Bookman started with perhaps less than a third of its current shelf space in 1990. In 1992, Hess and Bonaventure bought the space of the recently closed business next door, and about a year later they bought the space next to that. Today, there are enough bookshelves to make the store something of a labyrinth.
But Bookman is something of an anomaly.
“Ten years ago, there were more than 30 used bookstores in this area,” Hess said. “Now there are only about three or four.”
To further secure their future, Hess and Bonaventure are looking to turn Bookman into more of a community bookstore, making it available as a place to host local events and where local authors could promote their work.
The problem is that sometimes authors are too local and either do not have a substantial customer base or the resources to advertise.

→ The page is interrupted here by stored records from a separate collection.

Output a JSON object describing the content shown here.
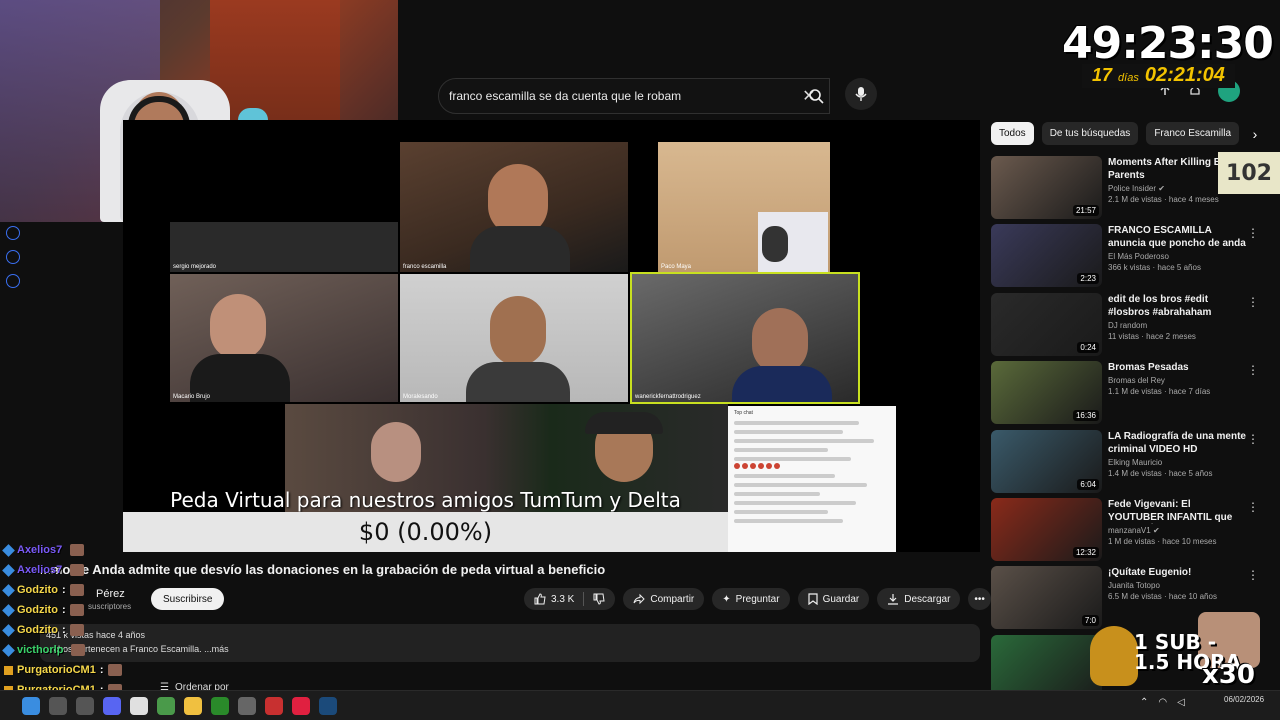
{
  "search": {
    "query": "franco escamilla se da cuenta que le robam"
  },
  "overlay": {
    "timer": "49:23:30",
    "days_count": "17",
    "days_label": "días",
    "countdown": "02:21:04",
    "viewer_count": "102",
    "sub_promo": "1 SUB -\n1.5 HORA",
    "multiplier": "x30"
  },
  "player": {
    "tiles": [
      {
        "label": "sergio mejorado"
      },
      {
        "label": "franco escamilla"
      },
      {
        "label": "Paco Maya"
      },
      {
        "label": "Macario Brujo"
      },
      {
        "label": "Moralesando"
      },
      {
        "label": "wanerickfernattrodriguez"
      }
    ],
    "banner": "Peda Virtual para nuestros amigos TumTum y Delta",
    "donation_total": "$0 (0.00%)",
    "donation_progress": 0.0,
    "chat_title": "Top chat"
  },
  "chips": [
    "Todos",
    "De tus búsquedas",
    "Franco Escamilla"
  ],
  "recommendations": [
    {
      "title": "Moments After Killing Both Parents",
      "channel": "Police Insider",
      "meta": "2.1 M de vistas · hace 4 meses",
      "duration": "21:57",
      "color": "#6b5a4e",
      "verified": true
    },
    {
      "title": "FRANCO ESCAMILLA anuncia que poncho de anda ESTA ...",
      "channel": "El Más Poderoso",
      "meta": "366 k vistas · hace 5 años",
      "duration": "2:23",
      "color": "#3a3a5a",
      "verified": false
    },
    {
      "title": "edit de los bros #edit #losbros #abrahaham",
      "channel": "DJ random",
      "meta": "11 vistas · hace 2 meses",
      "duration": "0:24",
      "color": "#2a2a2a",
      "verified": false
    },
    {
      "title": "Bromas Pesadas",
      "channel": "Bromas del Rey",
      "meta": "1.1 M de vistas · hace 7 días",
      "duration": "16:36",
      "color": "#5a6a3a",
      "verified": false
    },
    {
      "title": "LA Radiografía de una mente criminal VIDEO HD",
      "channel": "Elking Mauricio",
      "meta": "1.4 M de vistas · hace 5 años",
      "duration": "6:04",
      "color": "#3a5a6a",
      "verified": false
    },
    {
      "title": "Fede Vigevani: El YOUTUBER INFANTIL que RESULTÓ ser un...",
      "channel": "manzanaV1",
      "meta": "1 M de vistas · hace 10 meses",
      "duration": "12:32",
      "color": "#8a2a1a",
      "verified": true
    },
    {
      "title": "¡Quítate Eugenio!",
      "channel": "Juanita Totopo",
      "meta": "6.5 M de vistas · hace 10 años",
      "duration": "7:0",
      "color": "#5a5048",
      "verified": false
    },
    {
      "title": "",
      "channel": "",
      "meta": "",
      "duration": "",
      "color": "#2a6a3a",
      "verified": false
    }
  ],
  "video": {
    "title": "...mo de Anda admite que desvío las donaciones en la grabación de peda virtual a beneficio",
    "channel": "Pérez",
    "subs": "suscriptores",
    "subscribe_label": "Suscribirse",
    "likes": "3.3 K",
    "share_label": "Compartir",
    "ask_label": "Preguntar",
    "save_label": "Guardar",
    "download_label": "Descargar",
    "views": "451 k vistas  hace 4 años",
    "description": "...chos pertenecen a Franco Escamilla. ...más",
    "sort_label": "Ordenar por"
  },
  "overlay_chat": [
    {
      "user": "Axelios7",
      "msg": "",
      "color": "#7a5af8"
    },
    {
      "user": "Axelios7",
      "msg": "",
      "color": "#7a5af8"
    },
    {
      "user": "Godzito",
      "msg": ":",
      "color": "#f5d74a"
    },
    {
      "user": "Godzito",
      "msg": ":",
      "color": "#f5d74a"
    },
    {
      "user": "Godzito",
      "msg": ":",
      "color": "#f5d74a"
    },
    {
      "user": "victhorlp",
      "msg": "",
      "color": "#3ad26a"
    },
    {
      "user": "PurgatorioCM1",
      "msg": ":",
      "color": "#f5d74a"
    },
    {
      "user": "PurgatorioCM1",
      "msg": ":",
      "color": "#f5d74a"
    },
    {
      "user": "PurgatorioCM1",
      "msg": ":",
      "color": "#f5d74a"
    }
  ],
  "taskbar": {
    "time": "",
    "date": "06/02/2026",
    "apps": [
      {
        "name": "start-icon",
        "color": "#3a8de0"
      },
      {
        "name": "search-icon",
        "color": "#555"
      },
      {
        "name": "taskview-icon",
        "color": "#555"
      },
      {
        "name": "discord-icon",
        "color": "#5865f2"
      },
      {
        "name": "store-icon",
        "color": "#e0e0e0"
      },
      {
        "name": "chrome-icon",
        "color": "#4a9a4a"
      },
      {
        "name": "explorer-icon",
        "color": "#f0c040"
      },
      {
        "name": "xbox-icon",
        "color": "#2a8a2a"
      },
      {
        "name": "app-icon",
        "color": "#666"
      },
      {
        "name": "app-red-icon",
        "color": "#c83030"
      },
      {
        "name": "opera-icon",
        "color": "#e02040"
      },
      {
        "name": "steam-icon",
        "color": "#1b4a7a"
      }
    ]
  }
}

“We’re trying to get local authors in,” said Hess, “but the problem is that they need more publicity. At least, we think.”
This is not to say that Bookman isn’t already a big part of the community.

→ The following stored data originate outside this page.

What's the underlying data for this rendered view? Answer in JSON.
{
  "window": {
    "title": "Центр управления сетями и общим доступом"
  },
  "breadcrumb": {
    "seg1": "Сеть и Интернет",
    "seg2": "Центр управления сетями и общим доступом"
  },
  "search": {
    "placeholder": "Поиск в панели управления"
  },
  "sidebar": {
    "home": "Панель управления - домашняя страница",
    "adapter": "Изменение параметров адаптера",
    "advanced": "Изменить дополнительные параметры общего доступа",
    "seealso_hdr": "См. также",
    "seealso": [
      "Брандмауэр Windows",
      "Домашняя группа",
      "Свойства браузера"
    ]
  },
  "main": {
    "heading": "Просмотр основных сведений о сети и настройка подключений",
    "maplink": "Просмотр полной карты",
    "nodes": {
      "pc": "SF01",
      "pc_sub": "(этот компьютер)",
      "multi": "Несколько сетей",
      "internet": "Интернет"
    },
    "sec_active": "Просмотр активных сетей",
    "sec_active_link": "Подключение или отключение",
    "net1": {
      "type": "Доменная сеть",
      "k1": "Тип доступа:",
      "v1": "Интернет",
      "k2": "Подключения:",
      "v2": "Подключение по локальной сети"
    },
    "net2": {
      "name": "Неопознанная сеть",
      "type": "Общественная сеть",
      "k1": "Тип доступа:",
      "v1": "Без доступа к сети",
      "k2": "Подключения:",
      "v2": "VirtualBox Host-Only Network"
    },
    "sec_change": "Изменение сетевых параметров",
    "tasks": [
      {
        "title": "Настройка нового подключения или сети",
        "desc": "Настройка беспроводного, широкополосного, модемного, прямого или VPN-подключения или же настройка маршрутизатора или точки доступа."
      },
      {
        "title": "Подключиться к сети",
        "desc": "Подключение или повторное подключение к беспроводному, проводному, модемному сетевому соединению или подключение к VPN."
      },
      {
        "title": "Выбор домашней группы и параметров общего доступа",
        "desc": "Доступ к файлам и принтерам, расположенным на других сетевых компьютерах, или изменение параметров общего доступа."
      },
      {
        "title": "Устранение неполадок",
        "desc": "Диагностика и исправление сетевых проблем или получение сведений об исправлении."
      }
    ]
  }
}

“Twenty-seven years is a long time to be around, so we’ve got to know a lot of people,” Hess said. “We’ve had little kids come here with their parents and come back as adults with big beards.”
And though the community bookstore business model has not been fully implemented, it is not uncommon to see a family camped in an aisle corner as they read cross-legged on the ground, or for one of the clerks to read a passing customer a few lines from a Khalil Gibran poem. Often, small groups will form by the front desk as people who were in the same writing workshop or book club run into each other while shopping there.
Community aside, Bookman has kept many of its customers by virtue of the used books themselves.
“There will always be people who like books,” Hess said.
“There is something about the design of a book that has been around since the 1500s that makes people want to read them. I don’t think that’s going away any time soon.”